I enjoyed this article quite a bit. The author liked the habits of thinkers of old and tries to do the same thing, but rather than a daily routine (in the morning), he does it once per week. He takes 2 hours to do nothing but think.
I like that idea. A lot.
In the evening, I remove all possible distractions, especially electronics like my phone and my laptop, and I basically lock myself in a room to question my work and my lifestyle with a pen and a notebook.
2 hours is a long time, and some of it will feel unproductive and not all of it will be structured, but I have a few general things that I almost always start off with to set me in motion.
After reading this excerpt from Kevin Rose’s newsletter, I’ve been looking for ways to adopt this practice myself:
Lately, I’ve tried to introduce a little boredom into my life by revamping my morning routine. Instead of turning off the alarm on my phone (which pulls me right into notifications and Instagram), I’ve now switched to an analog bedside alarm.
After turning off the alarm, I purposely avoid all electronics (TV, laptop, phone, etc.) for the first hour of the day. I shower, then take the dog to the local coffee shop, leaving my phone at home. Once I have my coffee (or tea, depending on the day) I just sit, letting myself daydream and wake up slowly for about 30 minutes.
After reading it, I thought it sounded great. But how could I achieve something like this in my own life? With kids, the town we live in, and our location (far from all coffee shops), this routine would not exactly work. But are there other ways to achieve the same net effect?

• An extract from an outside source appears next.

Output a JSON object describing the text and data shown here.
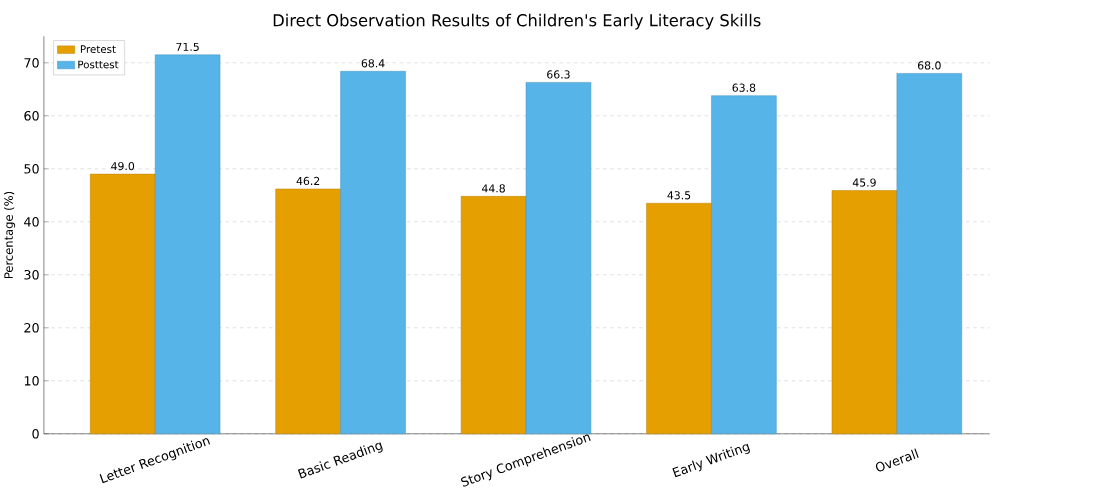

I spent one morning just giving myself this time to think on things. I spend a lot of mornings reading my Bible, praying, then moving on to studying, writing, or just getting ready for work. Oh, and reading online. So I took one morning and just sat and thought about stuff. It would end in reading my Bible, but I gave myself the entire 90 minutes to just slowly get ready for the day.
But I was still open to other ideas on how to have a time like this. As regularly as possible. It would be hard, obviously, as I do not have a great deal of margin when it comes to my time in this stage of my life.
However, taking a 2 hour block of time each week sounds a lot more doable.